This refers to a push among Democrats in Lansing, including Rep. Amos O’Neal with his past experience on the City Council and County Board, to address local tax limits enacted by political conservatives through the years statewide. Many, including Saginaw’s, were inspired during Ronald Reagan’s ascending years as a California Proposition 13 tax-slasher.
Members of the previous City Council expressed enthusiasm for O’Neal’s initiative, similar to what the mayor showed at The Dow breakfast event inside a packed Unity Hall, even with the prospect of denying citizens an up-or-down vote on the charter amendment for the tax caps. Usually local officials oppose state and federal mandates, but not in this case.
Since then, however, two drawbacks have emerged:
- Republicans took a majority in the Legislature on Donald Trump’s coattails in November.
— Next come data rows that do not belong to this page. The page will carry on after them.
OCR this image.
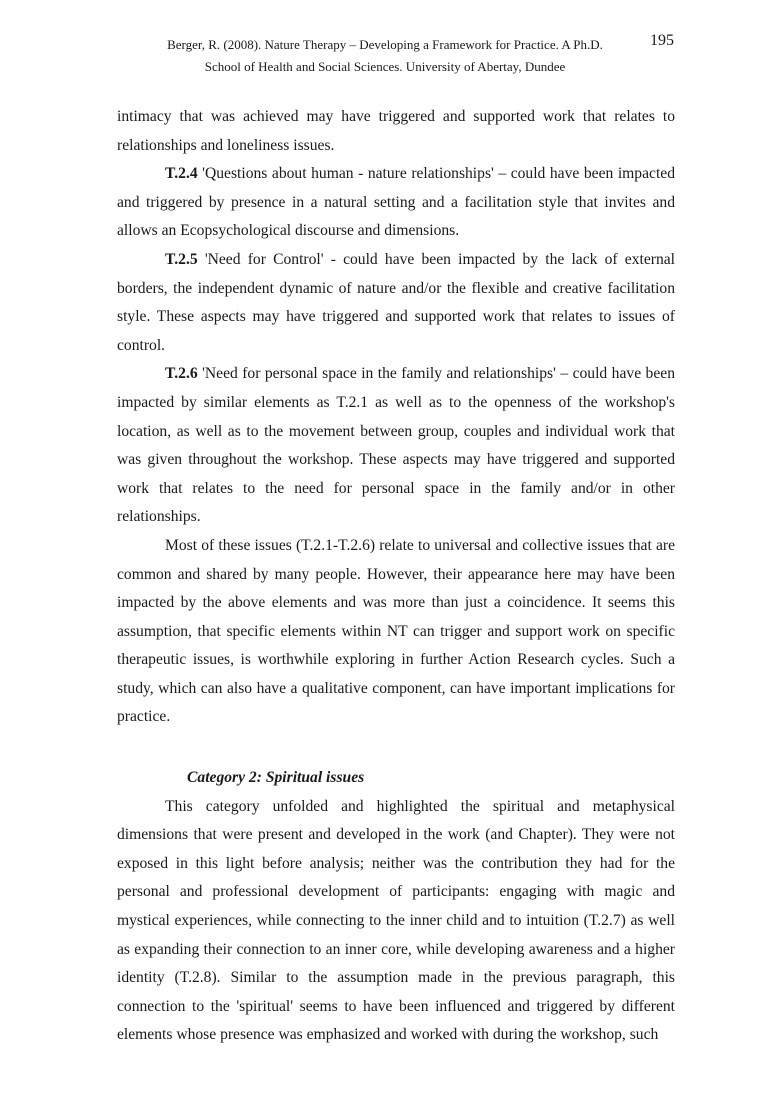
Berger, R. (2008). Nature Therapy – Developing a Framework for Practice. A Ph.D.
School of Health and Social Sciences. University of Abertay, Dundee
195

intimacy that was achieved may have triggered and supported work that relates to relationships and loneliness issues.

T.2.4 'Questions about human - nature relationships' – could have been impacted and triggered by presence in a natural setting and a facilitation style that invites and allows an Ecopsychological discourse and dimensions.

T.2.5 'Need for Control' - could have been impacted by the lack of external borders, the independent dynamic of nature and/or the flexible and creative facilitation style. These aspects may have triggered and supported work that relates to issues of control.

T.2.6 'Need for personal space in the family and relationships' – could have been impacted by similar elements as T.2.1 as well as to the openness of the workshop's location, as well as to the movement between group, couples and individual work that was given throughout the workshop. These aspects may have triggered and supported work that relates to the need for personal space in the family and/or in other relationships.

Most of these issues (T.2.1-T.2.6) relate to universal and collective issues that are common and shared by many people. However, their appearance here may have been impacted by the above elements and was more than just a coincidence. It seems this assumption, that specific elements within NT can trigger and support work on specific therapeutic issues, is worthwhile exploring in further Action Research cycles. Such a study, which can also have a qualitative component, can have important implications for practice.

Category 2: Spiritual issues

This category unfolded and highlighted the spiritual and metaphysical dimensions that were present and developed in the work (and Chapter). They were not exposed in this light before analysis; neither was the contribution they had for the personal and professional development of participants: engaging with magic and mystical experiences, while connecting to the inner child and to intuition (T.2.7) as well as expanding their connection to an inner core, while developing awareness and a higher identity (T.2.8). Similar to the assumption made in the previous paragraph, this connection to the 'spiritual' seems to have been influenced and triggered by different elements whose presence was emphasized and worked with during the workshop, such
- Furthermore, City Manager Tim Morales informed the council during the close of the Jan. 31 daylong planning session that the state legislation, if somehow still adopted, would remove only the revenue cap, not the millage rate limit. (The city would thus gain a mere $500,000, as opposed to $2.2 million from getting rid of both cap limits.)
And so the process is on track for a “lift-the-caps” referendum at an undetermined date, which would add a potential rounded-off 3.3 mills, roughly half of the Saginaw United/Handley/SASA school bond from 2020.